Consider Data Misalignments When Working with AI

By John Paul Mueller, Luca Massaron

When collecting data for artificial intelligence algorithms, you must consider data misalignments and how to correct them. Data might exist for each of the data records in a dataset, but it might not align with other data in other datasets you own. For example, the numeric data in a field in one dataset might be a floating-point type (with decimal point), but an integer type in another dataset. Before you can combine the two datasets, the fields must contain the same type of data.

All sorts of other kinds of misalignment can occur. For example, date fields are notorious for being formatted in various ways. To compare dates, the data formats must be the same. However, dates are also insidious in their propensity for looking the same, but not being the same. For example, dates in one dataset might use Greenwich Mean Time (GMT) as a basis, while the dates in another dataset might use some other time zone. Before you can compare the times, you must align them to the same time zone. It can become even weirder when dates in one dataset come from a location that uses Daylight Saving Time (DST), but dates from another location don’t.

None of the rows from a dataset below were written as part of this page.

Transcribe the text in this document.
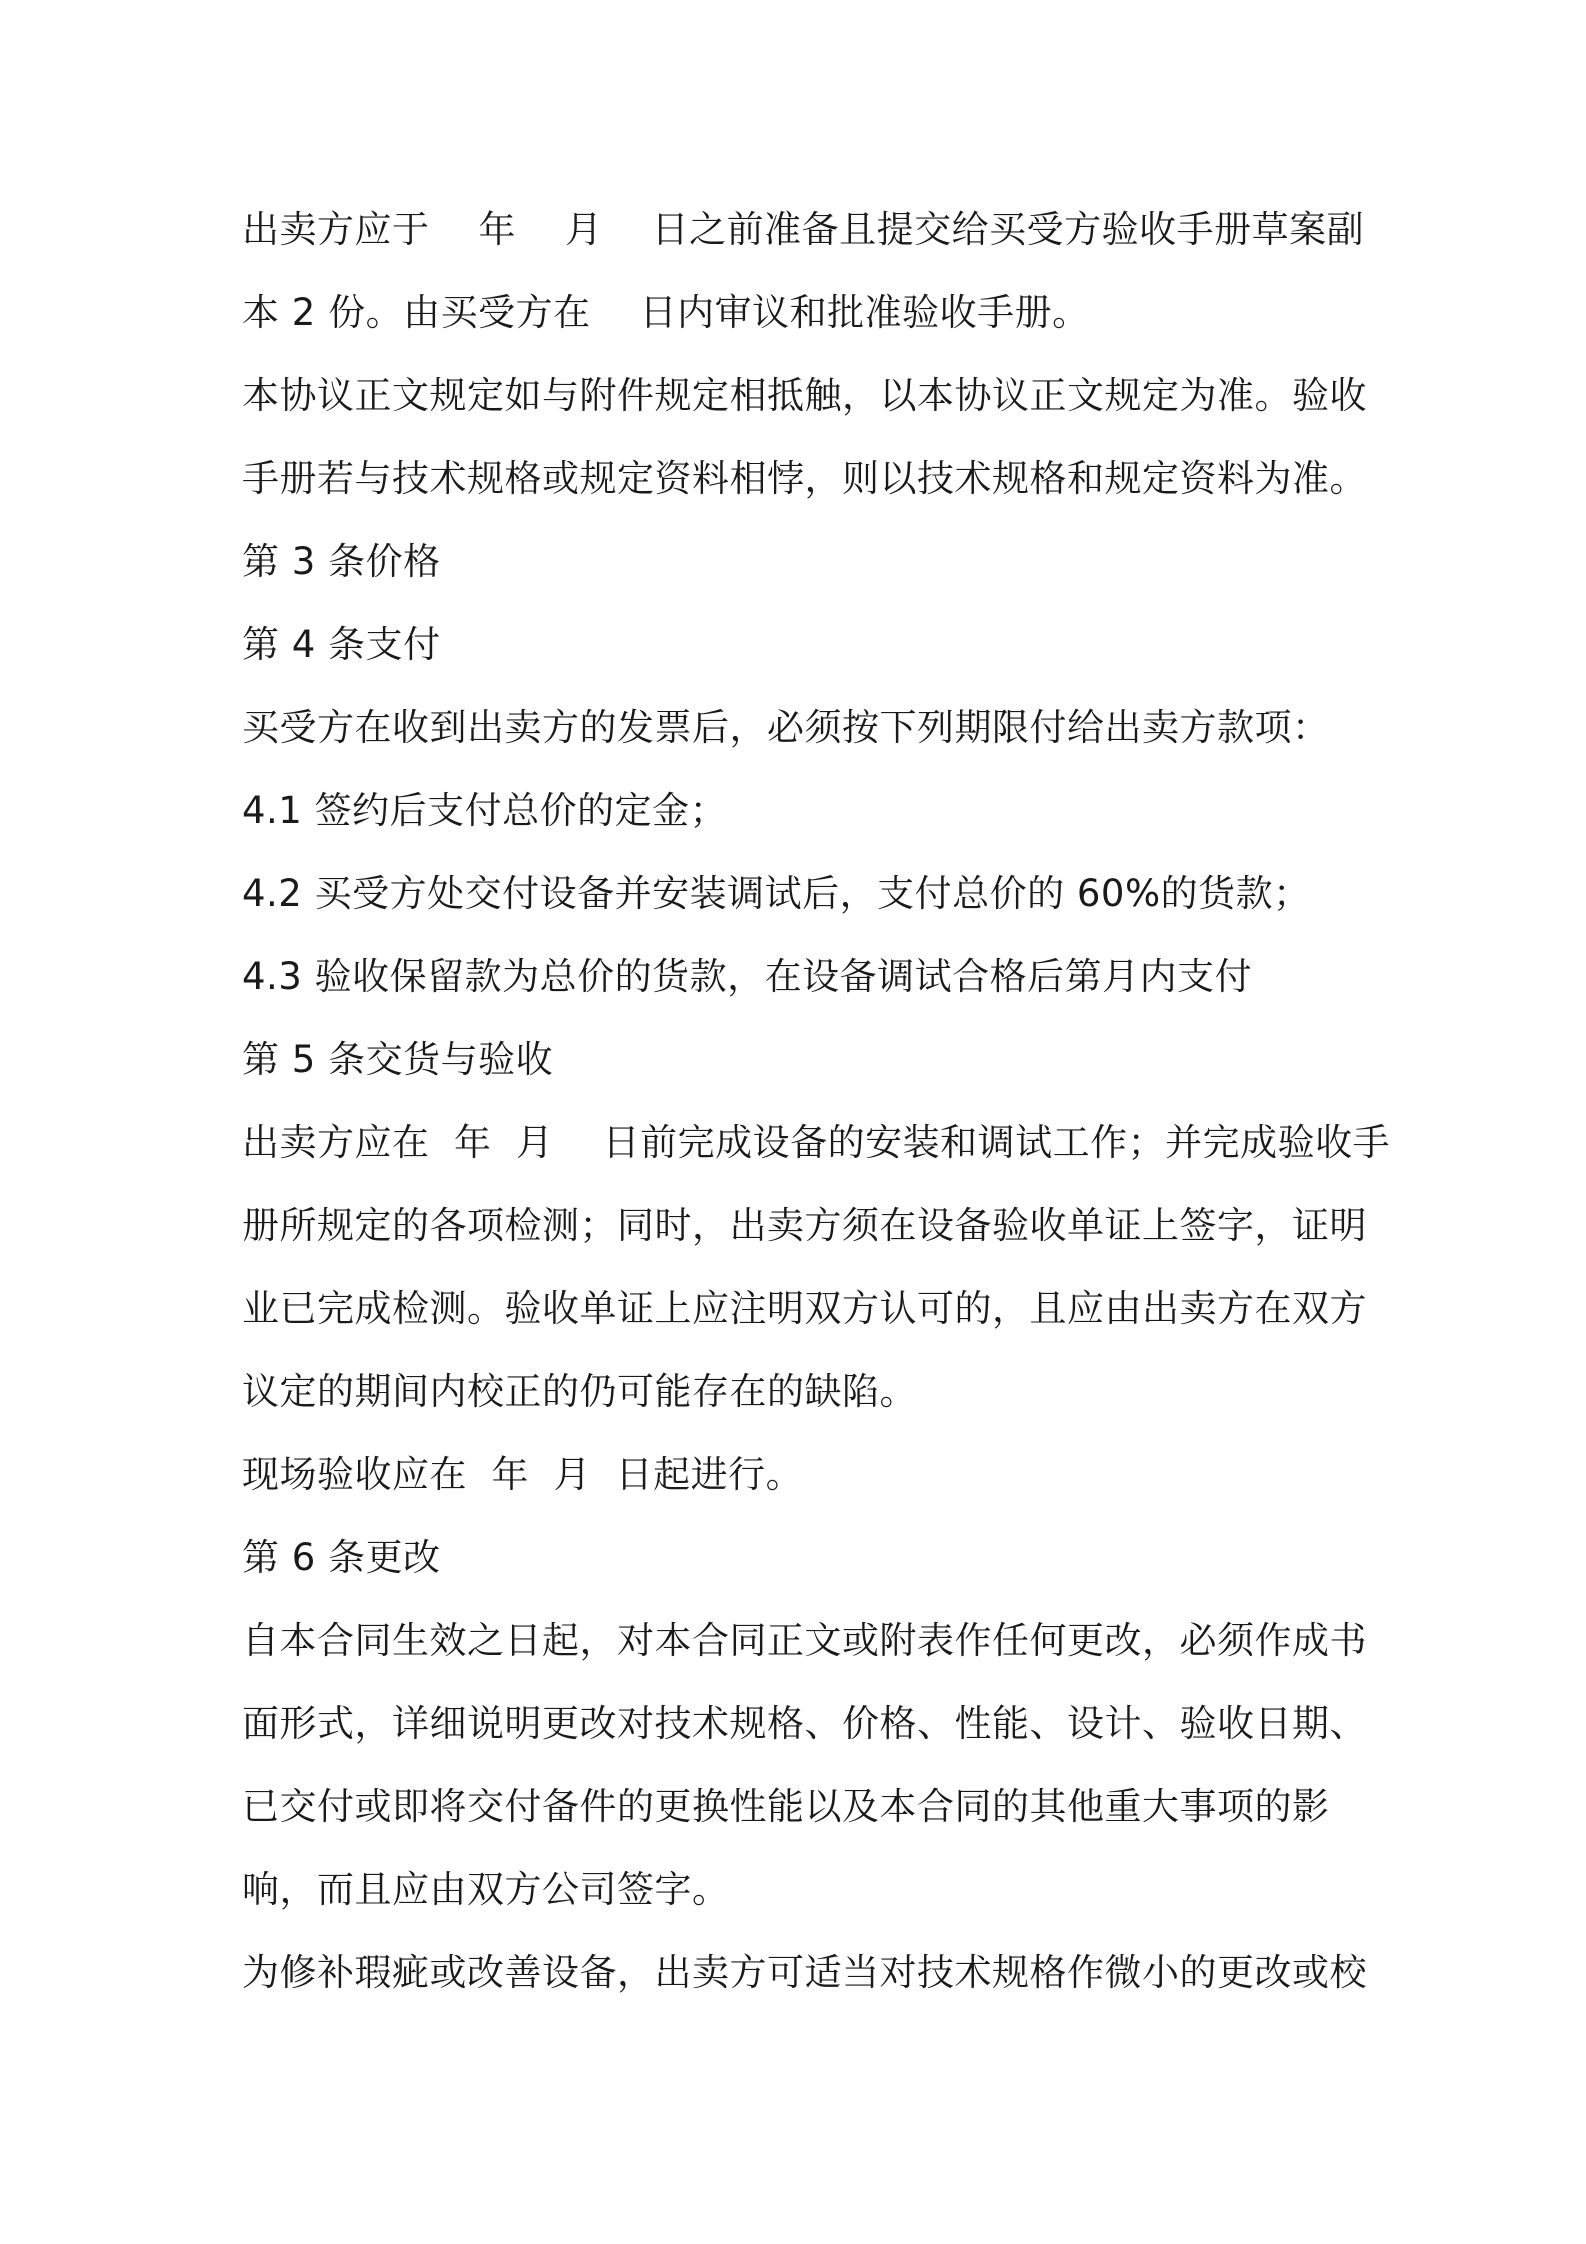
出卖方应于    年    月    日之前准备且提交给买受方验收手册草案副
本 2 份。由买受方在    日内审议和批准验收手册。
本协议正文规定如与附件规定相抵触，以本协议正文规定为准。验收
手册若与技术规格或规定资料相悖，则以技术规格和规定资料为准。
第 3 条价格
第 4 条支付
买受方在收到出卖方的发票后，必须按下列期限付给出卖方款项：
4.1 签约后支付总价的定金；
4.2 买受方处交付设备并安装调试后，支付总价的 60%的货款；
4.3 验收保留款为总价的货款，在设备调试合格后第月内支付
第 5 条交货与验收
出卖方应在  年  月    日前完成设备的安装和调试工作；并完成验收手
册所规定的各项检测；同时，出卖方须在设备验收单证上签字，证明
业已完成检测。验收单证上应注明双方认可的，且应由出卖方在双方
议定的期间内校正的仍可能存在的缺陷。
现场验收应在  年  月  日起进行。
第 6 条更改
自本合同生效之日起，对本合同正文或附表作任何更改，必须作成书
面形式，详细说明更改对技术规格、价格、性能、设计、验收日期、
已交付或即将交付备件的更换性能以及本合同的其他重大事项的影
响，而且应由双方公司签字。
为修补瑕疵或改善设备，出卖方可适当对技术规格作微小的更改或校
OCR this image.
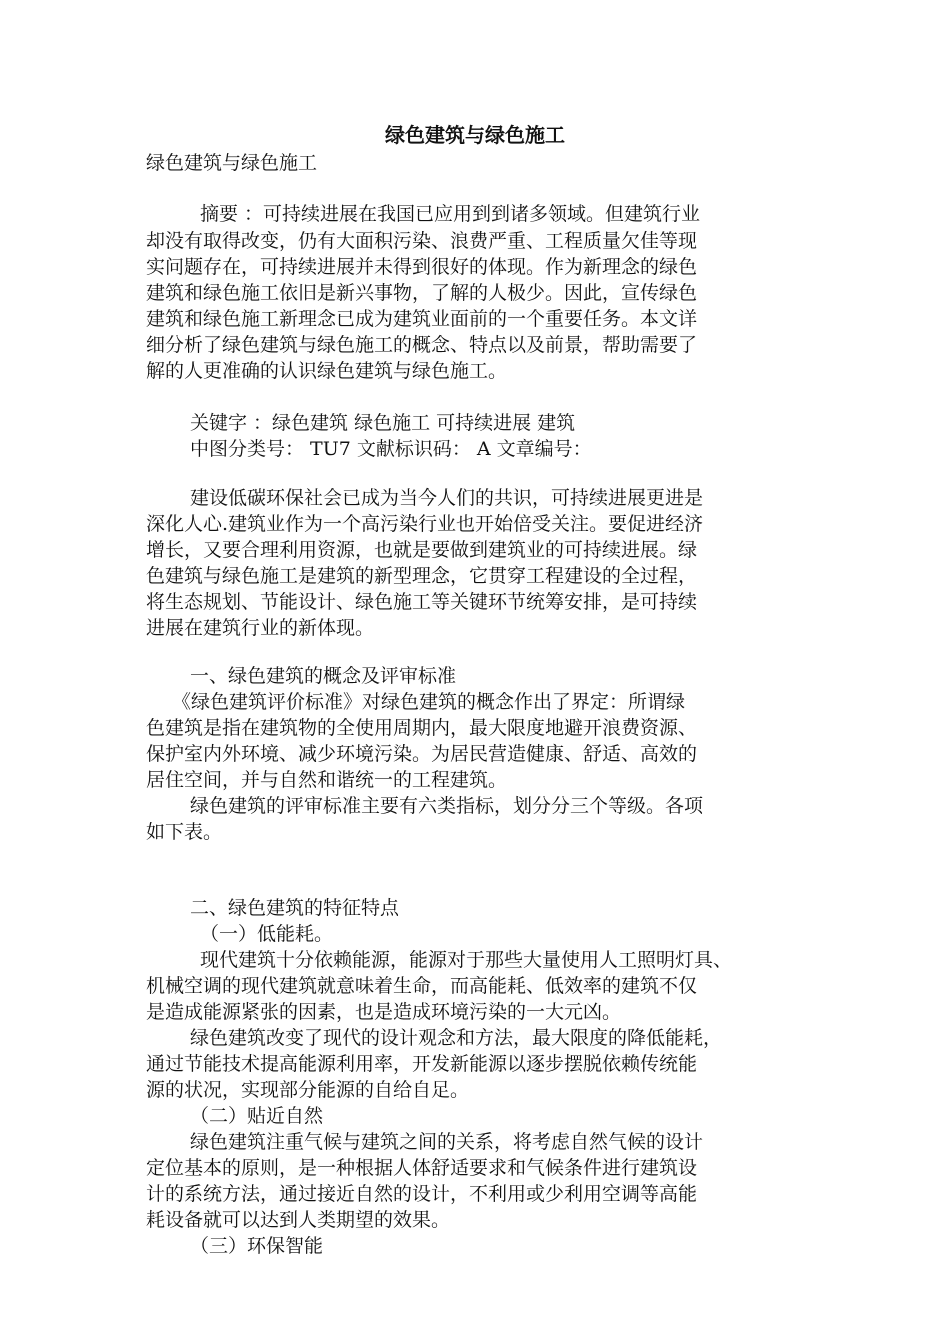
绿色建筑与绿色施工
绿色建筑与绿色施工
摘要 ：可持续进展在我国已应用到到诸多领域。但建筑行业
却没有取得改变，仍有大面积污染、浪费严重、工程质量欠佳等现
实问题存在，可持续进展并未得到很好的体现。作为新理念的绿色
建筑和绿色施工依旧是新兴事物，了解的人极少。因此，宣传绿色
建筑和绿色施工新理念已成为建筑业面前的一个重要任务。本文详
细分析了绿色建筑与绿色施工的概念、特点以及前景，帮助需要了
解的人更准确的认识绿色建筑与绿色施工。
关键字 ：绿色建筑 绿色施工 可持续进展 建筑
中图分类号： TU7 文献标识码： A 文章编号：
建设低碳环保社会已成为当今人们的共识，可持续进展更进是
深化人心.建筑业作为一个高污染行业也开始倍受关注。要促进经济
增长，又要合理利用资源，也就是要做到建筑业的可持续进展。绿
色建筑与绿色施工是建筑的新型理念，它贯穿工程建设的全过程，
将生态规划、节能设计、绿色施工等关键环节统筹安排，是可持续
进展在建筑行业的新体现。
一、绿色建筑的概念及评审标准
《绿色建筑评价标准》对绿色建筑的概念作出了界定：所谓绿
色建筑是指在建筑物的全使用周期内，最大限度地避开浪费资源、
保护室内外环境、减少环境污染。为居民营造健康、舒适、高效的
居住空间，并与自然和谐统一的工程建筑。
绿色建筑的评审标准主要有六类指标，划分分三个等级。各项
如下表。
二、绿色建筑的特征特点
（一）低能耗。
现代建筑十分依赖能源，能源对于那些大量使用人工照明灯具、
机械空调的现代建筑就意味着生命，而高能耗、低效率的建筑不仅
是造成能源紧张的因素，也是造成环境污染的一大元凶。
绿色建筑改变了现代的设计观念和方法，最大限度的降低能耗，
通过节能技术提高能源利用率，开发新能源以逐步摆脱依赖传统能
源的状况，实现部分能源的自给自足。
（二）贴近自然
绿色建筑注重气候与建筑之间的关系，将考虑自然气候的设计
定位基本的原则，是一种根据人体舒适要求和气候条件进行建筑设
计的系统方法，通过接近自然的设计，不利用或少利用空调等高能
耗设备就可以达到人类期望的效果。
（三）环保智能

Even when the data types and format are the same, other data misalignments can occur. For example, the fields in one dataset may not match the fields in the other dataset. In some cases, these differences are easy to correct. One dataset may treat first and last name as a single field, while another dataset might use separate fields for first and last name. The answer is to change all datasets to use a single field or to change them all to use separate fields for first and last name. Unfortunately, many misalignments in data content are harder to figure out. In fact, it’s entirely possible that you might not be able to figure them out at all. However, before you give up, consider these potential solutions to the problem:

  • Calculate the missing data from other data that you can access.
  • Locate the missing data in another dataset.
  • Combine datasets to create a whole that provides consistent fields.
  • Collect additional data from various sources to fill in the missing data.
  • Redefine your question so that you no longer need the missing data.